Mathieu Gontier wrote:
Dear OpenMPI users
I am dealing with an arithmetic problem. In fact, I have two variants
of my code: one in single precision, one in double precision. When I
compare the two executable built with MPICH, one can observed an
expected difference of performance: 115.7-sec in single precision
against 178.68-sec in double precision (+54%).
The thing is, when I use OpenMPI, the difference is really bigger:
238.5-sec in single precision against 403.19-sec double precision (+69%).
Our experiences have already shown OpenMPI is less efficient than
MPICH on Ethernet with a small number of processes. This explain the
differences between the first set of results with MPICH and the second
set with OpenMPI. (But if someone have more information about that or
even a solution, I am of course interested.)
But, using OpenMPI increases the difference between the two
arithmetic. Is it the accentuation of the OpenMPI+Ethernet loss of
performance, is it another issue into OpenMPI or is there any option a
can use?
It is also unusual that the performance difference between MPICH and
OMPI is so large. You say that OMPI is slower than MPICH even at small
process counts. Can you confirm that this is because MPI calls are
slower? Some of the biggest performance differences I've seen between
MPI implementations had nothing to do with the performance of MPI calls
at all. It had to do with process binding or other factors that
impacted the computational (non-MPI) performance of the code. The
performance of MPI calls was basically irrelevant.

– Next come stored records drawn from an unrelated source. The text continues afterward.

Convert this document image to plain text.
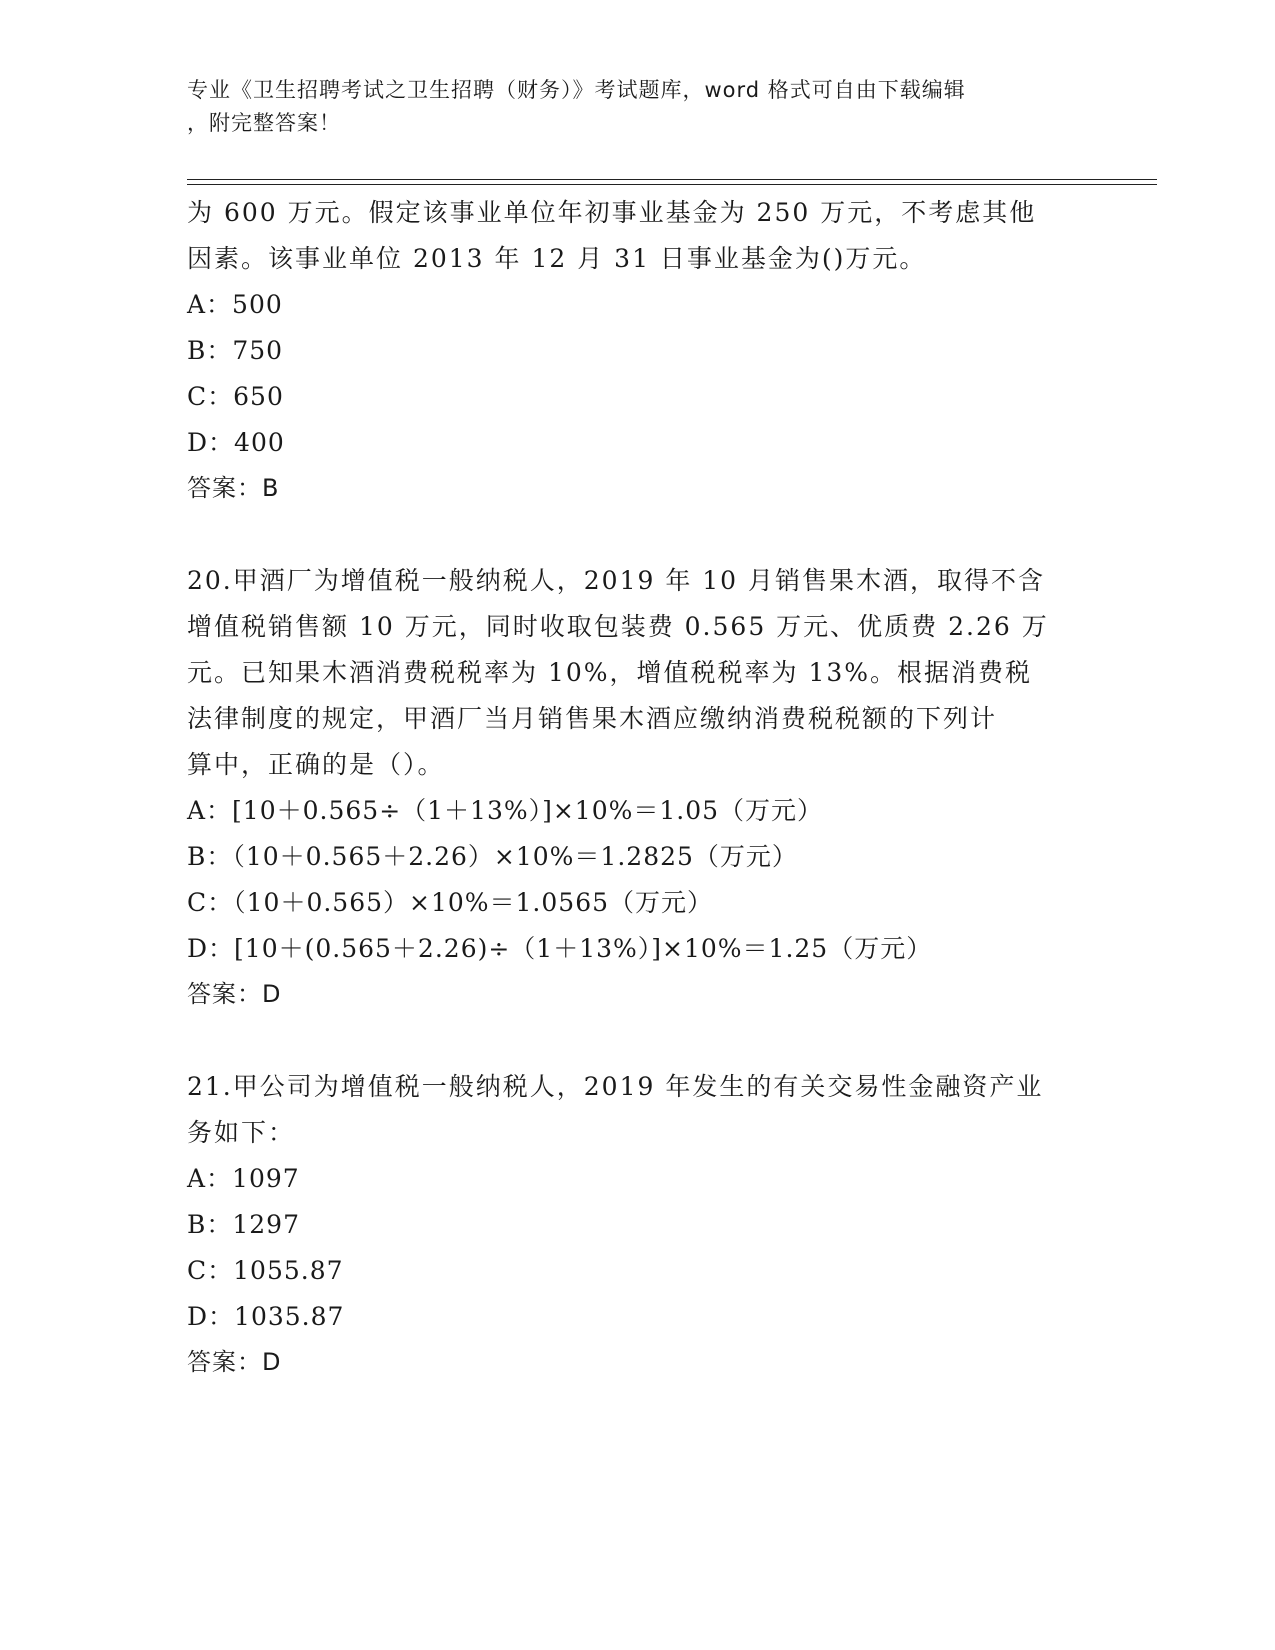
专业《卫生招聘考试之卫生招聘（财务）》考试题库，word 格式可自由下载编辑
，附完整答案！
为 600 万元。假定该事业单位年初事业基金为 250 万元，不考虑其他
因素。该事业单位 2013 年 12 月 31 日事业基金为()万元。
A：500
B：750
C：650
D：400
答案：B
20.甲酒厂为增值税一般纳税人，2019 年 10 月销售果木酒，取得不含
增值税销售额 10 万元，同时收取包装费 0.565 万元、优质费 2.26 万
元。已知果木酒消费税税率为 10%，增值税税率为 13%。根据消费税
法律制度的规定，甲酒厂当月销售果木酒应缴纳消费税税额的下列计
算中，正确的是（）。
A：[10＋0.565÷（1＋13%）]×10%＝1.05（万元）
B：（10＋0.565＋2.26）×10%＝1.2825（万元）
C：（10＋0.565）×10%＝1.0565（万元）
D：[10＋(0.565＋2.26)÷（1＋13%）]×10%＝1.25（万元）
答案：D
21.甲公司为增值税一般纳税人，2019 年发生的有关交易性金融资产业
务如下：
A：1097
B：1297
C：1055.87
D：1035.87
答案：D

In this particular case, I'm not convinced since neither OMPI nor MPICH
binds processes by default.
Still, can you do some basic performance profiling to confirm what
aspect of your application is consuming so much time? Is it a
particular MPI call? If your application is spending almost all of its
time in MPI calls, do you have some way of judging whether the faster
performance is acceptable? That is, is 238 secs acceptable and 403 secs
slow? Or, are both timings unacceptable -- e.g., the code "should" be
running in about 30 secs.